Os retratados pelo projeto, hoje adultos, continuam tendo de lidar com a homofobia. Bruno Costa, 27, diz que enfrenta o preconceito sendo ainda mais feminino. “Eu me identifico como uma pessoa não-binária e faço questões de carregar isso nas minhas vestimentas, no meu discurso, no meu apoio às causas LGBTQs, feministas e negras. O que mais me amedronta, talvez, é quando qualquer situação parte para violência. Caso contrário, eu tento ser uma pessoa que existe entre o masculino e feminino, com muitas possibilidades. E se isso incomoda alguém, só digo: sinto muito”.

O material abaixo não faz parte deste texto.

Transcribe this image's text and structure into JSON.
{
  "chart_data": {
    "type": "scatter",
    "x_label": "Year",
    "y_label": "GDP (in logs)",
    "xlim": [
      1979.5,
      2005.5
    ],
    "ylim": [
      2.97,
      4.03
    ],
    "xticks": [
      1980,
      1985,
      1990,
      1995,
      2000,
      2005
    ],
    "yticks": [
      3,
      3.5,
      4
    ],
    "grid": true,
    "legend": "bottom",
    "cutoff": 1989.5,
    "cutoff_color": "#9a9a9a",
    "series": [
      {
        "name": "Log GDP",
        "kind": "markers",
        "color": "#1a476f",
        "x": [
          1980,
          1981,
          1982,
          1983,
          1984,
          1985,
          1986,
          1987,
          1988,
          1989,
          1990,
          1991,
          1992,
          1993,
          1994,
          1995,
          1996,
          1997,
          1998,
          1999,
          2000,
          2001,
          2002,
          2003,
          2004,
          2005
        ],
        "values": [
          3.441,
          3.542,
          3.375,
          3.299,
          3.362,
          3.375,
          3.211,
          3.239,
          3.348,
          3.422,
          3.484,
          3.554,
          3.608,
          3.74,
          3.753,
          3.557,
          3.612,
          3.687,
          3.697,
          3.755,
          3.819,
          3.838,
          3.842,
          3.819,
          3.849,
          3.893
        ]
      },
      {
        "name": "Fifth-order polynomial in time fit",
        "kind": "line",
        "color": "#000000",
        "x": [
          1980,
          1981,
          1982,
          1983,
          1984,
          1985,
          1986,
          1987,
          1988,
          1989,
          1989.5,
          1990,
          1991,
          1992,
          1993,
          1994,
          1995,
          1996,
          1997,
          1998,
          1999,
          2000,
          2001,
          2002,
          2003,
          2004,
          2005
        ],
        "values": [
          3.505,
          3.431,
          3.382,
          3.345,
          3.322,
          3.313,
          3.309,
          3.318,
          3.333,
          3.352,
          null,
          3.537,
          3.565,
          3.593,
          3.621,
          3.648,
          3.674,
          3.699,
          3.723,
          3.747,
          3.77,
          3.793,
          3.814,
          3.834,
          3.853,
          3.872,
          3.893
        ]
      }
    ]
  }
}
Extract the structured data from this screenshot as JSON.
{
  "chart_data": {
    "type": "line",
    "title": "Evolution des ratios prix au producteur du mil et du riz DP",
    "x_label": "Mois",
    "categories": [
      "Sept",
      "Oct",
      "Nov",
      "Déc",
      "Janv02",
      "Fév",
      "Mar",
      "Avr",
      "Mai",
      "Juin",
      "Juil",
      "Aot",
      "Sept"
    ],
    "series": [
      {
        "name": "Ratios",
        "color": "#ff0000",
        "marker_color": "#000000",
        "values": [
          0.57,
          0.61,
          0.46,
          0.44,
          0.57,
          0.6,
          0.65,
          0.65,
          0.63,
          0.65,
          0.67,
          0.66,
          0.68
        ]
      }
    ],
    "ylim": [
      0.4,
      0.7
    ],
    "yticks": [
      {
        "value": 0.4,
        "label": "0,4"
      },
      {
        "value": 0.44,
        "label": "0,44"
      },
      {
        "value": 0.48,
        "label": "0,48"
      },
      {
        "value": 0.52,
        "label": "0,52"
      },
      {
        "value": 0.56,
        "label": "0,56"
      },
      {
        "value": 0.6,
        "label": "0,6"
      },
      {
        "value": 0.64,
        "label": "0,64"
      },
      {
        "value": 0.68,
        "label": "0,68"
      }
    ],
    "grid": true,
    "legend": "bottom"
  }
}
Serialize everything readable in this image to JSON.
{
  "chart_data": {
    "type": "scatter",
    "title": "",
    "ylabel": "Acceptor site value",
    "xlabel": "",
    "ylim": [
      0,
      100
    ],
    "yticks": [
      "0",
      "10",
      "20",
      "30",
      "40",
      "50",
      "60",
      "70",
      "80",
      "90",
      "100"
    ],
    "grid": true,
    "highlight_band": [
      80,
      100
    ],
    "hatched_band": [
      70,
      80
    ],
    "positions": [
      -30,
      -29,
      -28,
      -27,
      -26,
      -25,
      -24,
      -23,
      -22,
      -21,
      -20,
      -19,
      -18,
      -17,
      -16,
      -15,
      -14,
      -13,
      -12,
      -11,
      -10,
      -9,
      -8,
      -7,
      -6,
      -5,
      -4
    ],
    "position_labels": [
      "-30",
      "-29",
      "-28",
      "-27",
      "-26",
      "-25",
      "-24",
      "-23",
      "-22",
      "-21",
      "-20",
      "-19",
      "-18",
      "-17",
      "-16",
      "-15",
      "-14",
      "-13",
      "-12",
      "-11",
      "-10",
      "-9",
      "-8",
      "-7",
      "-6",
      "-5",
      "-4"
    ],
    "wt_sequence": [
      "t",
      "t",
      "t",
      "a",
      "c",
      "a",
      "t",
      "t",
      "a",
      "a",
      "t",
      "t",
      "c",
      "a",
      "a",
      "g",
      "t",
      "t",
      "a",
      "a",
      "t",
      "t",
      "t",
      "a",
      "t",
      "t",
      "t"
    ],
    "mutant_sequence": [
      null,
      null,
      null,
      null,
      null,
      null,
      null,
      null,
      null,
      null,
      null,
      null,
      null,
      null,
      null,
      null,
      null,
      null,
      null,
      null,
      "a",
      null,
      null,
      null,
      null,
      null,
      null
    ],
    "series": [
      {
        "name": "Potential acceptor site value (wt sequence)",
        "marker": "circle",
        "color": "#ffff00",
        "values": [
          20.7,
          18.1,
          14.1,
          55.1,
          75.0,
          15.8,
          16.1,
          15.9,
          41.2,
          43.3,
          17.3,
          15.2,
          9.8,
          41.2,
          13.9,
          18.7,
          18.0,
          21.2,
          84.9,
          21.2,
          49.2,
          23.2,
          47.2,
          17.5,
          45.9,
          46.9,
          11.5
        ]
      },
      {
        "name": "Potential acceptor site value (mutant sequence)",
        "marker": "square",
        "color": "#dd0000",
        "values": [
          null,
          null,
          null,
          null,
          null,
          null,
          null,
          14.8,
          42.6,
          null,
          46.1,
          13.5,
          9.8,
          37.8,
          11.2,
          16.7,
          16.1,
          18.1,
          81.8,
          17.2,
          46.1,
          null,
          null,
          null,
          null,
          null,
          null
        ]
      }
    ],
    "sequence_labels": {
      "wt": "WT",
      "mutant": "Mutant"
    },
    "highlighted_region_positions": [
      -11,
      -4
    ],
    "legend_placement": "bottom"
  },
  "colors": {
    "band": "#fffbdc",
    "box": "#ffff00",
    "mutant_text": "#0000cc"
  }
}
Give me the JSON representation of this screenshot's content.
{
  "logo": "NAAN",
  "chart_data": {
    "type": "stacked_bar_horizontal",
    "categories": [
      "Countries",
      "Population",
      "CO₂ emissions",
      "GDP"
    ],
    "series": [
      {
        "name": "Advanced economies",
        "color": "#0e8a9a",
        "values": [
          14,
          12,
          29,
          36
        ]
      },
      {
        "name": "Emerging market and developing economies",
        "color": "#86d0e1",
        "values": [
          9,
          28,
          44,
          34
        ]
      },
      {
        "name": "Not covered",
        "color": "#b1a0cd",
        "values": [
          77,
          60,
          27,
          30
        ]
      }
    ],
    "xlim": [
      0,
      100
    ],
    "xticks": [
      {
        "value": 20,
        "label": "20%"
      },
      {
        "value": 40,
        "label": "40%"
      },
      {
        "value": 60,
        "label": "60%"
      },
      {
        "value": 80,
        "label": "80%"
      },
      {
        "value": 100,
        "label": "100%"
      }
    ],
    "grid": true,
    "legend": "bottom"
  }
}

Para Pedro Leobons, 29, mais um dos perfilados no projeto, exercer a masculinidade em convivência com a feminilidade ainda é um exercício. “Nós, bichas, como o projeto aborda, aprendemos a suprimir a nossa feminilidade a vida toda e isso está diretamente ligado à masculinidade tóxica. Nós, assim como todos os homens, somos vítimas desse fenômeno. Por isso, ser feminino, além de um ato de resistência, é um exercício pessoal — no meu caso, me pego pensando, às vezes, se estou sendo bicha demais. O desafio é ligar o foda-se e ser o quão bicha se quiser ser”, e completa que, “é um desafio também conviver com homens heterossexuais cis tradicionais, que não estejam abertos a um processo de desconstrução. Essa convivência, quando combativa, nos leva a performar a nossa feminilidade de forma revolucionária”.
Desde a concepção até sair do papel, o Coisas de Viados demorou quatro meses para estrear e causar frisson na internet. Já foi matéria de jornal e ganha cada vez mais admiradores Também tem um valor importante e quase terapêutico para quem participa. “Trazer essa história à tona me fez repensar e enxergar como os estereótipos de gênero, impostos desde muito cedo, através das cores, objetos e outros dispositivo, criaram distanciamento entre eu e minha família. Porém, hoje os sentimentos já são bem resolvidos”, conta Julio Viela, 29. Os próximos passos, agora, do Coisas de Viados é captar ainda mais relatos e impactar mais pessoas. “O projeto vai crescer bastante e ele precisa crescer. São projetos que as pessoas precisam conhecer”, finaliza, certeiro, Pedro Lima.